| title | AROsearch |
|---|---|
| emoji | 🧬 |
| colorFrom | blue |
| colorTo | indigo |
| sdk | gradio |
| sdk_version | 4.44.0 |
| app_file | app.py |
| pinned | false |
| license | mit |
Natural-language search over CARD's Antibiotic Resistance Ontology (ARO).
CARD's built-in search is keyword-only — typing "last-resort beta-lactamases" returns nothing because those words aren't in the ARO descriptions. AROsearch fixes that with hybrid retrieval: BM25 for exact gene name and acronym matches, dense embeddings for natural-language understanding, fused with a query-adaptive weighting so each query gets the right balance automatically.
Live demo: https://huggingface.co/spaces/pranavathiyani/arosearch
The workflow has three steps. You only build once unless CARD releases a new version of the ARO; after that the app just serves the artifacts.
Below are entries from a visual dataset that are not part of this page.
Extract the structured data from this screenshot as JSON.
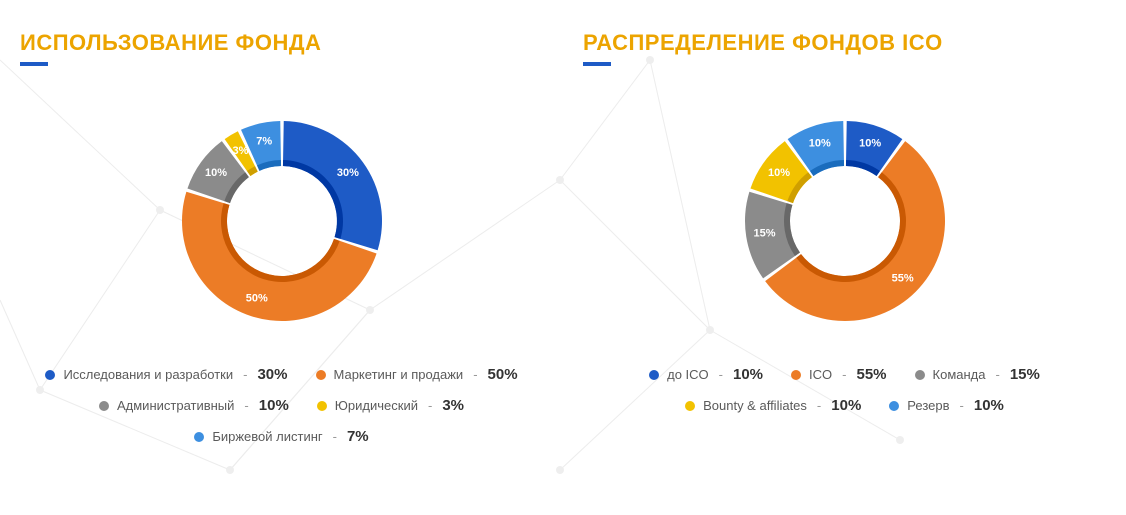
{
  "left": {
    "title": "ИСПОЛЬЗОВАНИЕ ФОНДА",
    "chart": {
      "type": "donut",
      "outer_radius": 100,
      "inner_radius": 55,
      "start_angle_deg": -90,
      "background": "#ffffff",
      "slices": [
        {
          "label": "Исследования и разработки",
          "value": 30,
          "color": "#1e5bc6",
          "pct_text": "30%"
        },
        {
          "label": "Маркетинг и продажи",
          "value": 50,
          "color": "#ec7c26",
          "pct_text": "50%"
        },
        {
          "label": "Административный",
          "value": 10,
          "color": "#8b8b8b",
          "pct_text": "10%"
        },
        {
          "label": "Юридический",
          "value": 3,
          "color": "#f2c200",
          "pct_text": "3%"
        },
        {
          "label": "Биржевой листинг",
          "value": 7,
          "color": "#3d8fe0",
          "pct_text": "7%"
        }
      ]
    }
  },
  "right": {
    "title": "РАСПРЕДЕЛЕНИЕ ФОНДОВ ICO",
    "chart": {
      "type": "donut",
      "outer_radius": 100,
      "inner_radius": 55,
      "start_angle_deg": -90,
      "background": "#ffffff",
      "slices": [
        {
          "label": "до ICO",
          "value": 10,
          "color": "#1e5bc6",
          "pct_text": "10%"
        },
        {
          "label": "ICO",
          "value": 55,
          "color": "#ec7c26",
          "pct_text": "55%"
        },
        {
          "label": "Команда",
          "value": 15,
          "color": "#8b8b8b",
          "pct_text": "15%"
        },
        {
          "label": "Bounty & affiliates",
          "value": 10,
          "color": "#f2c200",
          "pct_text": "10%"
        },
        {
          "label": "Резерв",
          "value": 10,
          "color": "#3d8fe0",
          "pct_text": "10%"
        }
      ]
    }
  },
  "palette": {
    "title_color": "#eca400",
    "underline_color": "#1e5bc6"
  }
}
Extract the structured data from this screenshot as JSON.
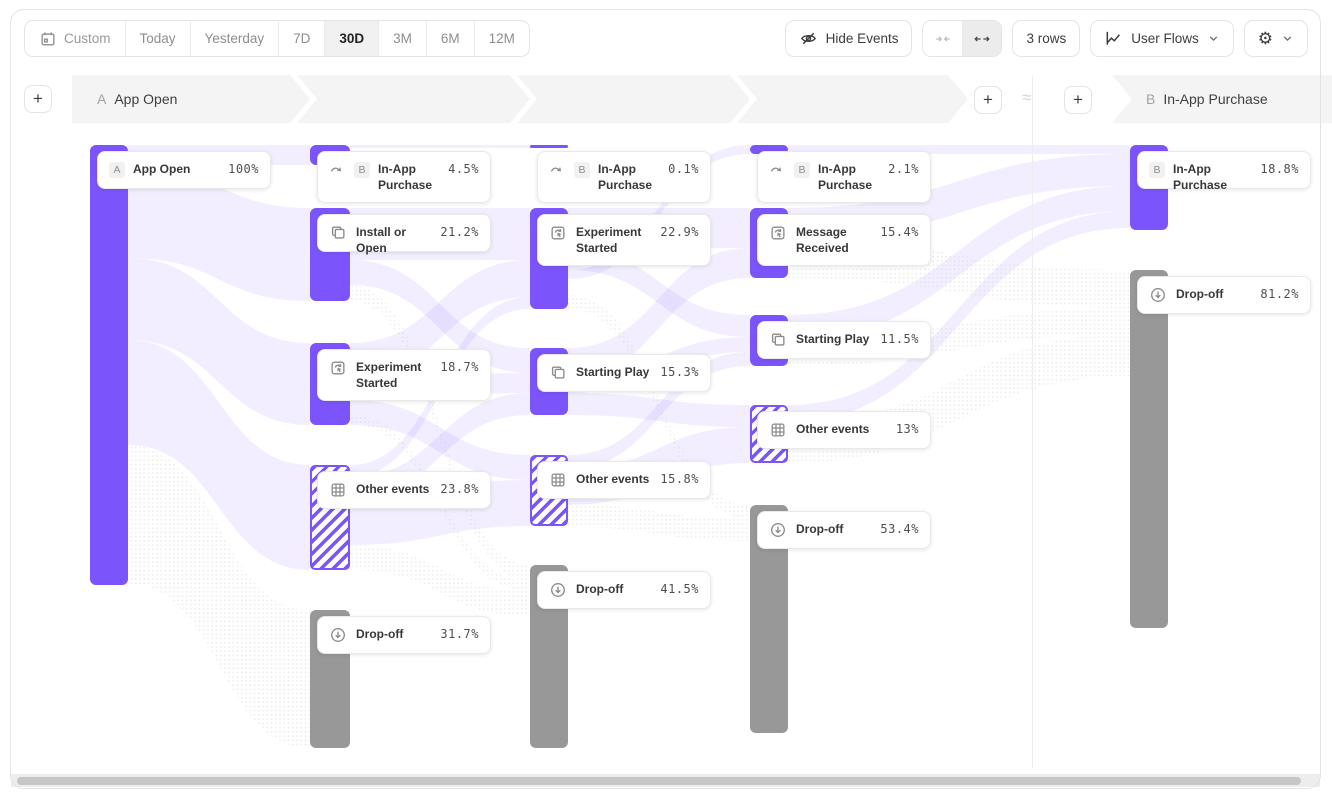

Open build_index_colab.ipynb in Google Colab, switch the runtime to T4 GPU,
and run all cells. The notebook downloads CARD data, builds both indices, runs
smoke-test queries, and packages the three artifacts into a zip you download
to your machine.
Unzip the artifacts into data/:
data/
├── aro_index.faiss (~26 MB — FAISS dense index)
├── aro_bm25.pkl (~320 KB — BM25S sparse index)
└── aro_meta.parquet (~267 KB — ARO metadata)
Then git add data/ && git commit && git push.
Create a new Gradio Space, point it at this GitHub repo, and Spaces will
auto-build using requirements.txt and run app.py. The free CPU tier is
sufficient for query-time inference.
For each ARO entry we build two text representations:
- Lexical view: name + gene family. Short, term-dense — good for BM25.
- Semantic view: name + description + drug classes + mechanisms. Prose-shaped — good for dense embeddings.
At query time:
-
Encode the query with Qwen3-Embedding-0.6B, retrieve top-50 by cosine over the semantic index.
-
Tokenize the query, retrieve top-50 by BM25 over the lexical index.
-
Min-max normalize BM25 scores to
[0, 1]. -
Fuse with sigmoid-adaptive α:
α = 1 / (1 + exp(-10 · (BM25_norm − 0.5))) score = α · BM25_norm + (1 − α) · cosineStrong lexical match → α → 1, BM25 dominates. Weak lexical match → α → 0, embeddings dominate.
-
Return top-K ranked results with all four signals visible so you can audit why a result ranked where it did.
The fusion follows Wijesekara et al. 2026 (VectorSage, Bioinformatics Advances).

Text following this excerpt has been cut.